With the end of MGM’s great era of musicals, so ended Miss Grayson’s film career. Kathryn Grayson was on stage in numerous stage musicals such as Show Boat, Rosalinda, Kiss Me, Kate, Naughty Marietta, and The Merry Widow, for which she was nominated for Chicago’s Sarah Siddons Award. This lead to her as a replacement for Julie Andrews on Broadway in 1962 in Camelot, scoring a great success, before going on to star in the National tour for over sixteen months, before leaving the show due to health problems.
During her period with the Camelot tour, all box-office records were broken and she gained uniformly excellent notices. She would later play the role of Guenevere during that decade. Grayson had a lifelong dream of being an opera star, and she appeared number of operas in the ’60s, such as La Boheme, Madame Butterfly, Orpheus in the Underworld and La Traviata. Her dramatic and comedy stage roles included Night Watch, Noises Off, Love Letters and Something’s Afoot as Dottie Otterling.

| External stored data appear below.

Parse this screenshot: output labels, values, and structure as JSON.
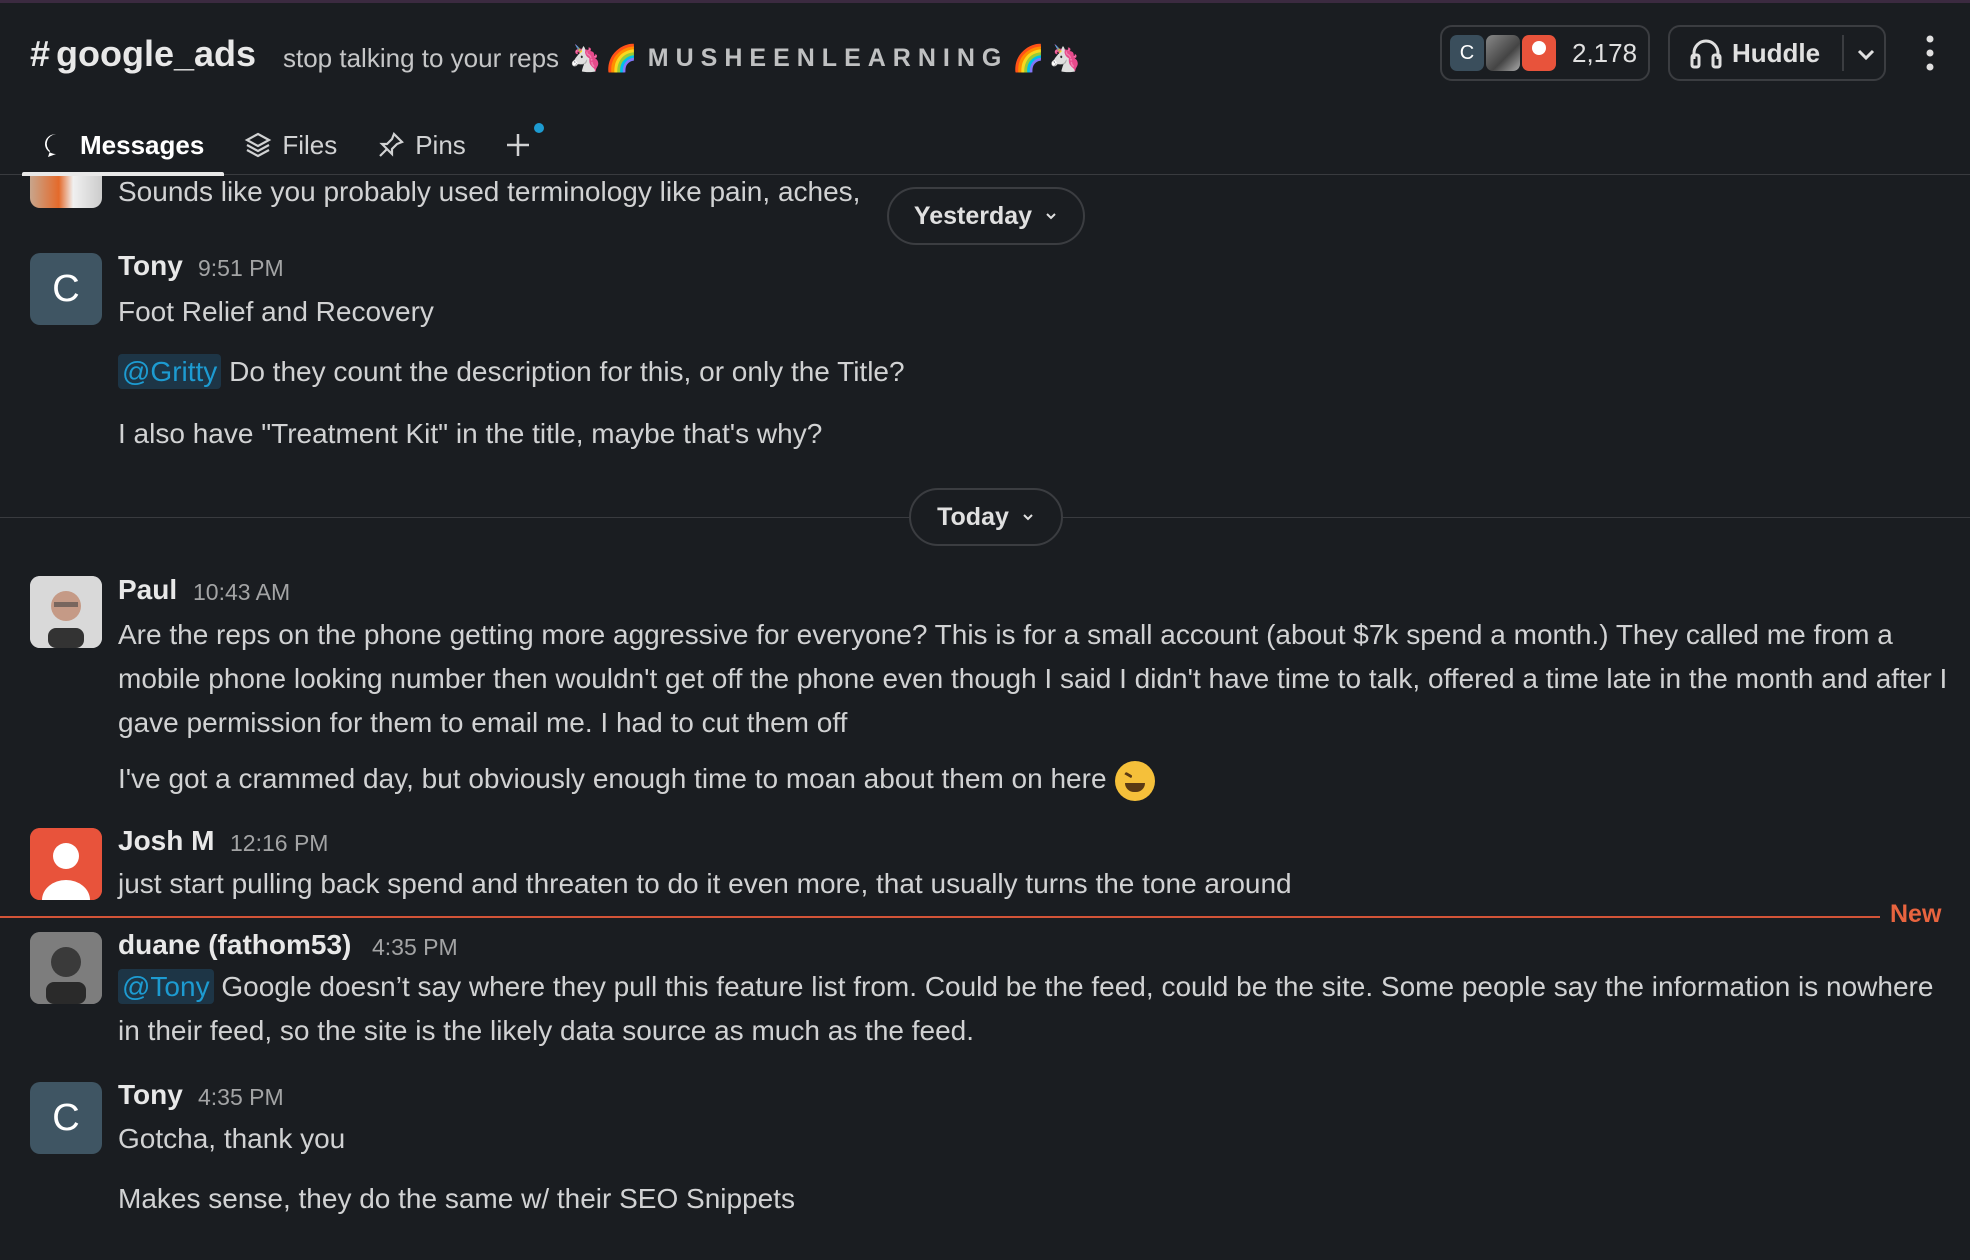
{
  "channel": {
    "name": "google_ads",
    "topic": "stop talking to your reps",
    "topic_decoration": "MUSHEENLEARNING",
    "member_count": "2,178",
    "member_avatar_letter": "C"
  },
  "header": {
    "huddle_label": "Huddle"
  },
  "tabs": [
    {
      "label": "Messages",
      "active": true
    },
    {
      "label": "Files"
    },
    {
      "label": "Pins"
    }
  ],
  "dividers": {
    "yesterday": "Yesterday",
    "today": "Today",
    "new_label": "New"
  },
  "messages": [
    {
      "author": "",
      "time": "",
      "lines": [
        "Sounds like you probably used terminology like pain, aches,"
      ]
    },
    {
      "author": "Tony",
      "avatar_letter": "C",
      "time": "9:51 PM",
      "lines": [
        "Foot Relief and Recovery",
        "Do they count the description for this, or only the Title?",
        "I also have \"Treatment Kit\" in the title, maybe that's why?"
      ],
      "mention": "@Gritty"
    },
    {
      "author": "Paul",
      "time": "10:43 AM",
      "lines": [
        "Are the reps on the phone getting more aggressive for everyone? This is for a small account (about $7k spend a month.) They called me from a mobile phone looking number then wouldn't get off the phone even though I said I didn't have time to talk, offered a time late in the month and after I gave permission for them to email me. I had to cut them off",
        "I've got a crammed day, but obviously enough time to moan about them on here"
      ]
    },
    {
      "author": "Josh M",
      "time": "12:16 PM",
      "lines": [
        "just start pulling back spend and threaten to do it even more, that usually turns the tone around"
      ]
    },
    {
      "author": "duane (fathom53)",
      "time": "4:35 PM",
      "mention": "@Tony",
      "lines": [
        "Google doesn’t say where they pull this feature list from. Could be the feed, could be the site. Some people say the information is nowhere in their feed, so the site is the likely data source as much as the feed."
      ]
    },
    {
      "author": "Tony",
      "avatar_letter": "C",
      "time": "4:35 PM",
      "lines": [
        "Gotcha, thank you",
        "Makes sense, they do the same w/ their SEO Snippets"
      ]
    }
  ]
}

She also appeared on television occasionally. Her first TV appearances were in the 1950s, and she received an Emmy nomination in 1956 for her performance in the “General Electric Theater” episode “Shadow on the Heart” with John Ericson. Most recently, she appeared in several episodes of Angela Lansbury’s long-running series “Murder, She Wrote” in the late 1980s.
Never to be overshadowed these days by other talented or exciting MGM contemporaries such as Jane Powell, Ann Miller, Cyd Charisse, Esther Williams and Ann Blyth, Miss Grayson has gained cult status among a large, and wildly devoted, crowd of fans. Kathryn supervised the Voice and Choral Studies Program at the Idaho State University.
According to her secretary, Grayson died in her sleep at her home in Los Angeles, California on February 17, 2010, aged 88.